We bring light to law

The effect of Brexit on the General Data Protection Regulation (GDPR).

Brexit watch

The EU

The GDPR is due to take effect in the UK on 25 May 2018 which means that, assuming the government triggers Article 50 by March 2017 and the exit process takes two years, it will have come into force before we leave the EU in March 2019.
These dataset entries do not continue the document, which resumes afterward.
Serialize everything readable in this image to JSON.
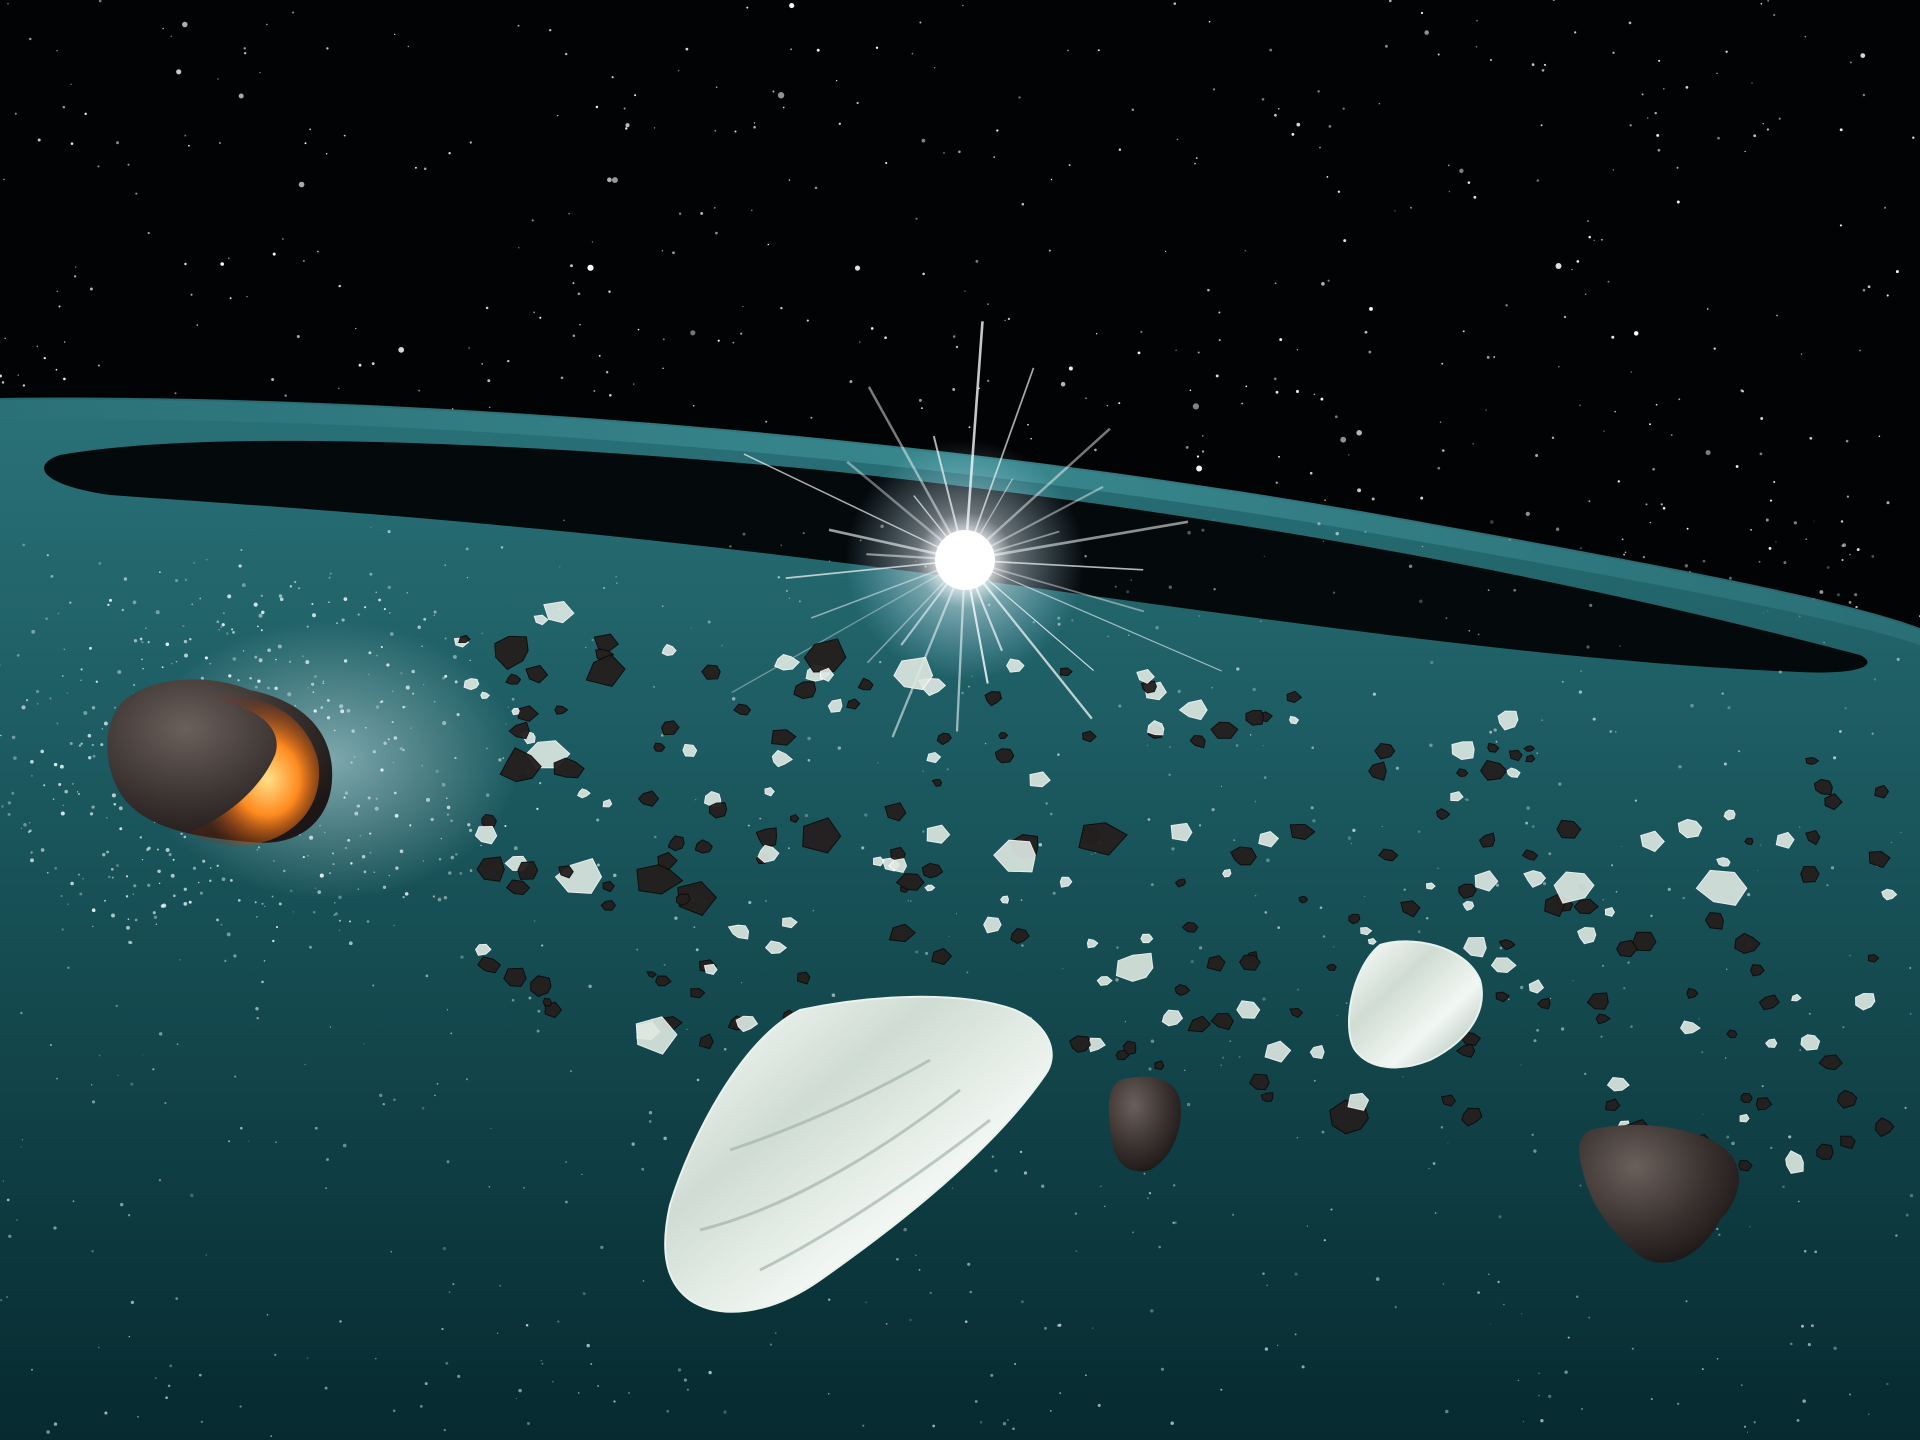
{
  "scene": {
    "subject": "star",
    "palette": {
      "space": "#020305",
      "disk_deep": "#082e33",
      "disk_mid": "#1b5a60",
      "disk_light": "#2a7278",
      "star_core": "#ffffff",
      "fire": "#ff8a1f",
      "rock": "#3a3230",
      "crystal": "#dfe9e2"
    },
    "elements": [
      "starfield",
      "central-star",
      "debris-disk",
      "disk-gap",
      "colliding-asteroid",
      "dust-spray",
      "large-crystal-fragment",
      "debris-fragments"
    ]
  }
}
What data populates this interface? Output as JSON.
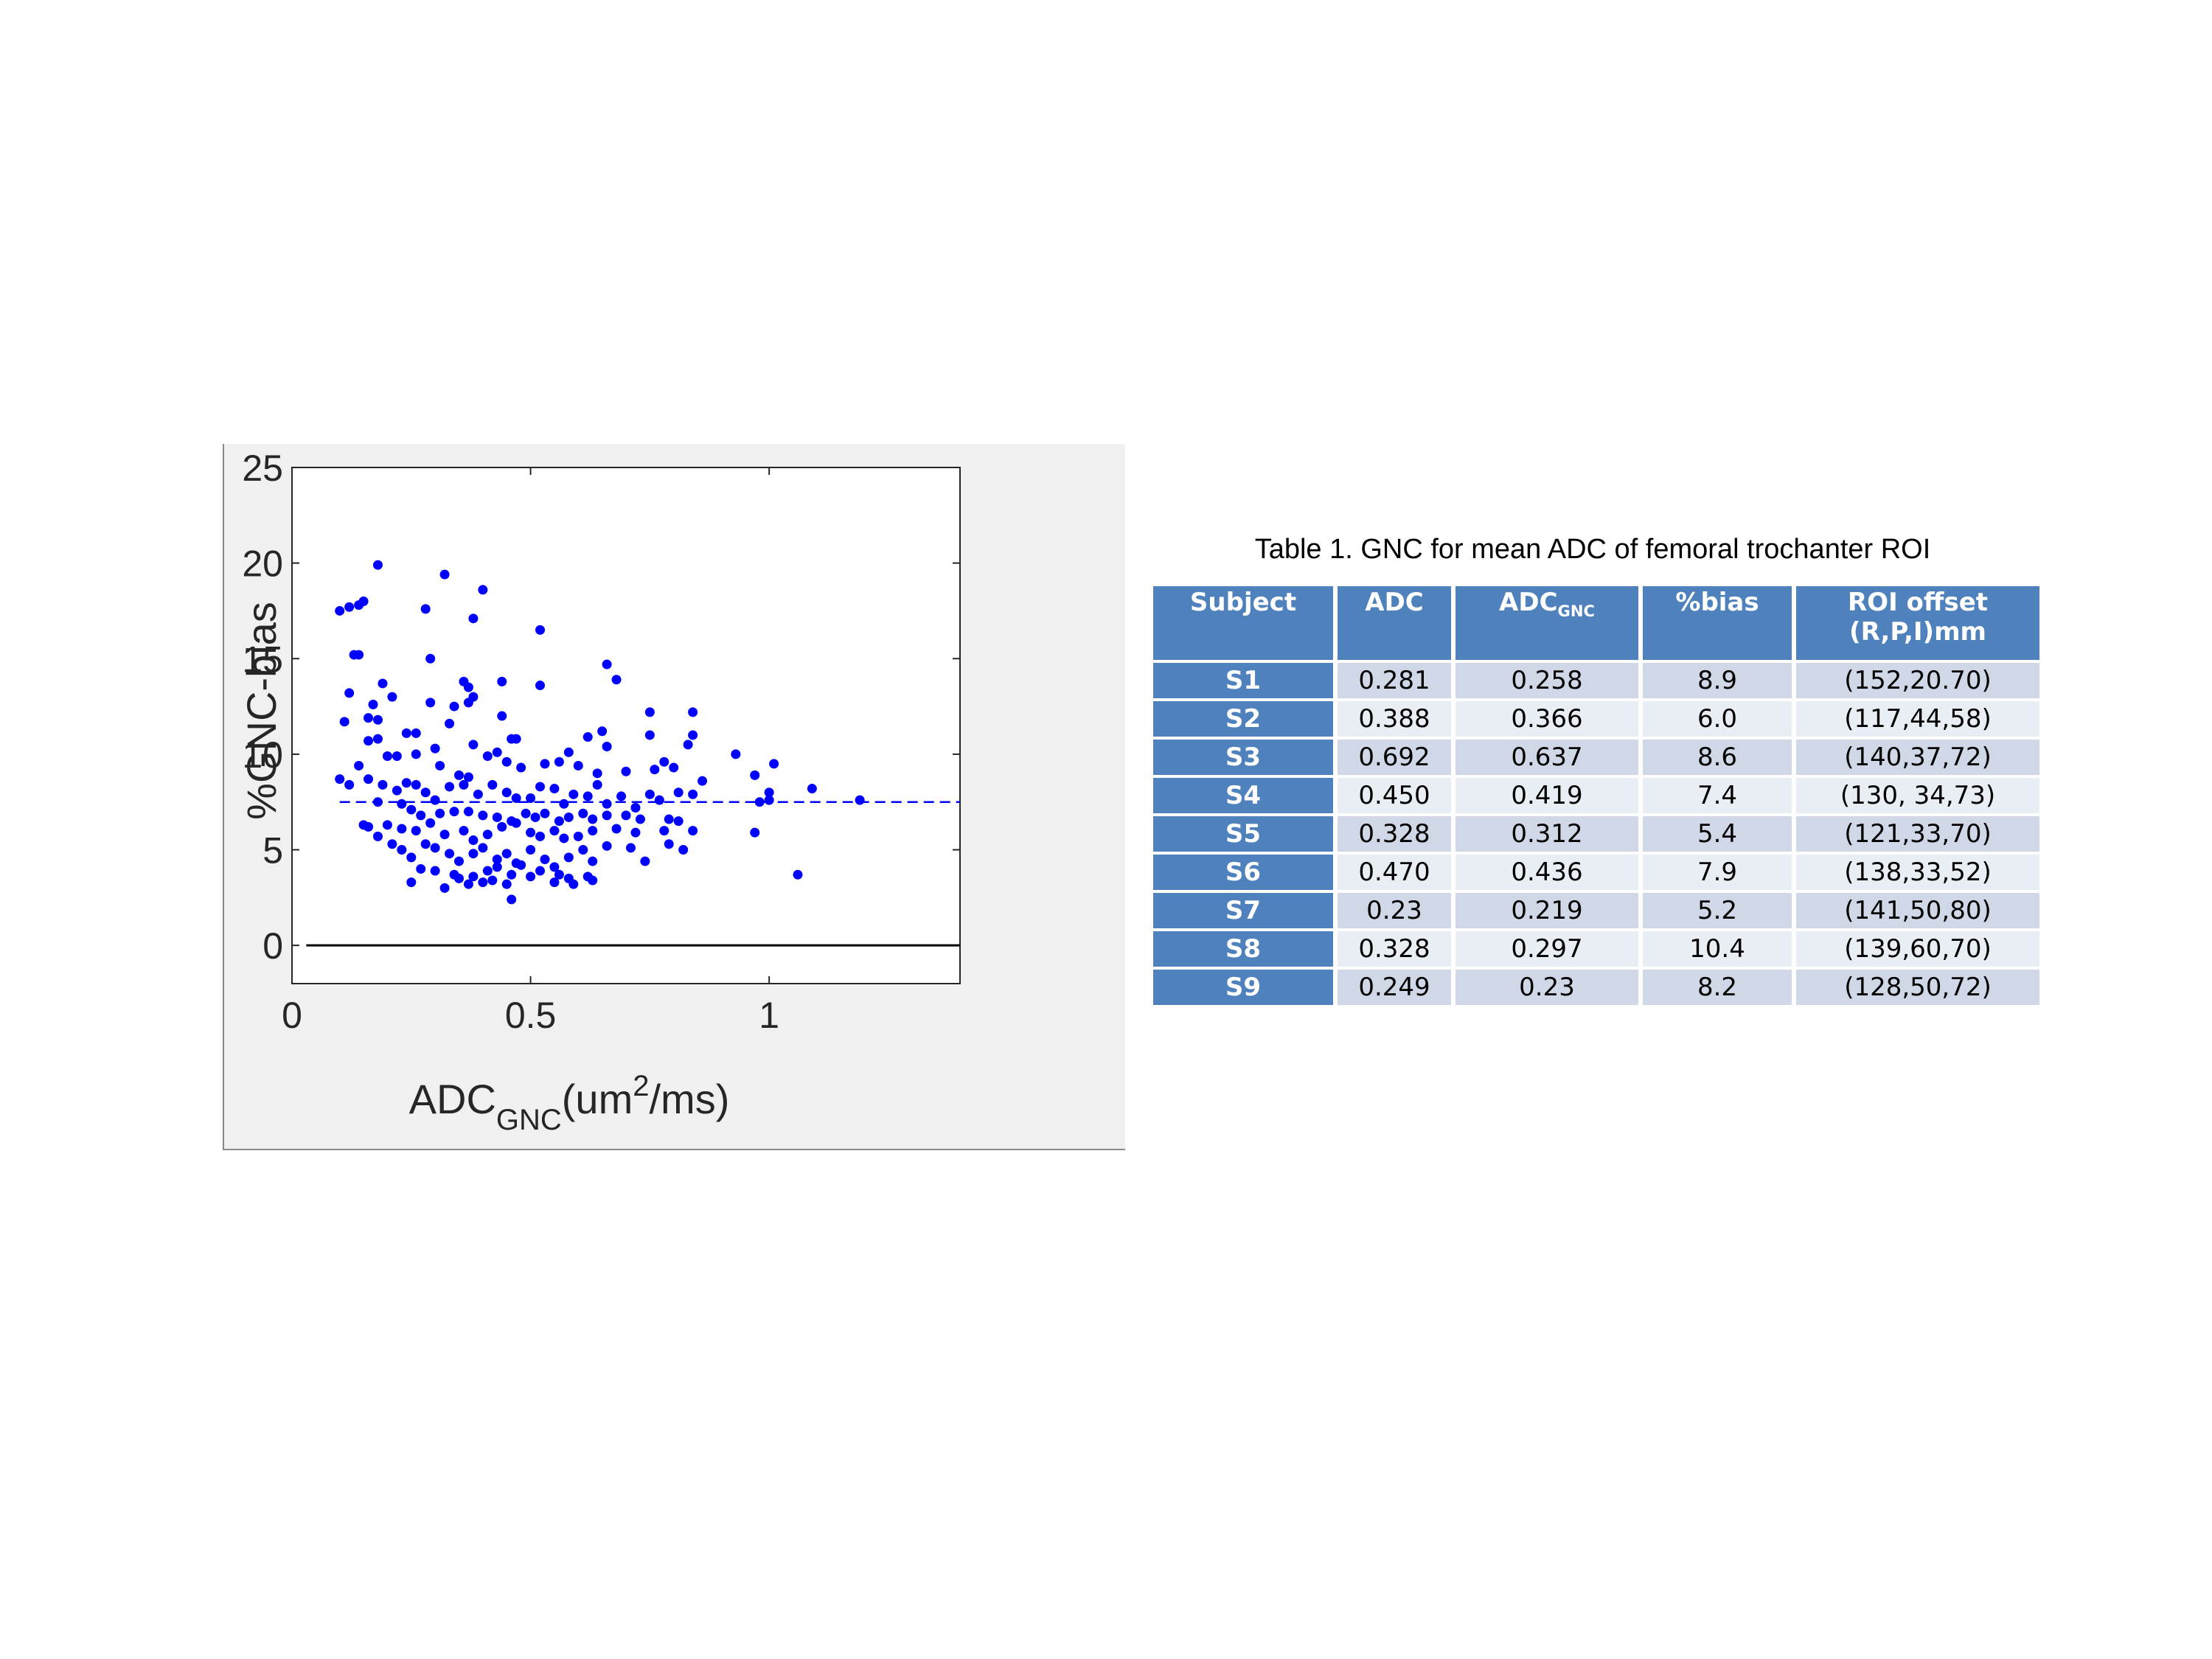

The General Data Protection Regulation (GDPR) is a new EU data protection regime approved by the European Parliament on 14 April 2016 which is due to come into force on 25 May 2018 and replace the existing Data Protection Directive and the Data Protection Act.
The purpose of the GDPR is to provide greater harmonisation by introducing a single legal framework that applies across all EU member states.
It introduces several changes, including increased enforcement powers, making consent to processing data harder to obtain, the “right to be forgotten” and a risk-based approach to compliance. For more details see our briefing note under Data Protection.
Whilst Brexit could result in an automatic disapplication of the GDPR the indications are that it will be subsumed wholesale into our domestic legislation following the Great Appeal Act.
The Data Protection Minister at the Department for Culture Media & Sport has said that “One thing we can say with reasonable confidence is that if any country wishes to share data with EU Member States, or for it to handle EU citizens’ data, they will need to be assessed as providing an adequate level of data protection. This will be a major consideration in the UK’s negotiations going forward”
in other words, changing the GDPR principles in any substantial way is likely to jeopardise the U.K.’s ability to meet the EU adequacy requirements for transferring personal data into the United Kingdom from the EU, which would seriously threaten the UK economy.
Any serious dilution of the GDPR principles is unlikely to be popular because data privacy is an important issue in this country. The new Information Commissioner, Elizabeth Denham, has said she did not think that “Brexit should mean Brexit when it comes to standards of data protection”
it therefore seems safe to assume that GDPR is coming and that Brexit will not affect that.